Hugely symbolic talks
The pair — Kim in his 30s and consolidating his dictatorship, Trump in his 70s and struggling to bend Washington to his impetuous will — are unlikely protagonists, both instantly recognisable and larger-than-life.
But their work this week is deadly serious.
Washington and Pyongyang are still technically at war, even if the mortars, carbines and gunships of the bloody 1950s conflict have long since fallen silent.

And the totalitarian regime has made rapid progress towards marrying nuclear and missile technology that would put Los Angeles, New York and Washington within striking distance of a nuclear holocaust.
The United States says that is unacceptable and will be dealt with, one way or another.
But for North Korea the mere fact of the talks is a hugely symbolic advance.
For its leader, standing as an equal beside the US president in front of a phalanx of cameras is a goal the pariah state has sought for decades, with critics charging that it legitimises one of the most ruthless regimes.

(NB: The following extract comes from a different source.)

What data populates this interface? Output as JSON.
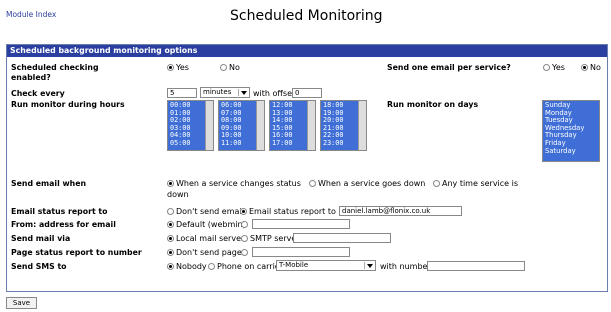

On Monday evening Kim — accompanied by a phalanx of bodyguards and his personal television crew — took a night-time stroll on the Singapore waterfront, even posing for grinning selfies with the city-state’s foreign minister.
‘Brighter future
Yet it remains far from clear that Pyongyang is willing to give up its nuclear weapons, which it says it needs to defend itself against a US invasion.
On the eve of the meeting, aides from both sides were still scrambling to narrow yawning differences over “denuclearisation”, which means vastly different things to the two parties.

Trump, who is due to leave Singapore on Tuesday evening, will use what he says are long-honed instincts to see whether Kim is bluffing, buying time or serious.
Secretary of State Mike Pompeo said on Monday that the United States was willing to offer the regime “unique” security guarantees, to “provide them sufficient certainty that they can be comfortable that denuclearisation is not something that ends badly for them”.
Kim and Trump will first meet one-on-one in a closed session, before a larger meeting with key advisers, US officials said.
But Pompeo signaled that the summit was likely to be the start of a longer process of negotiation, and warned the United States would not be “duped”, with nothing less than complete, verifiable and irreversible denuclearisation considered.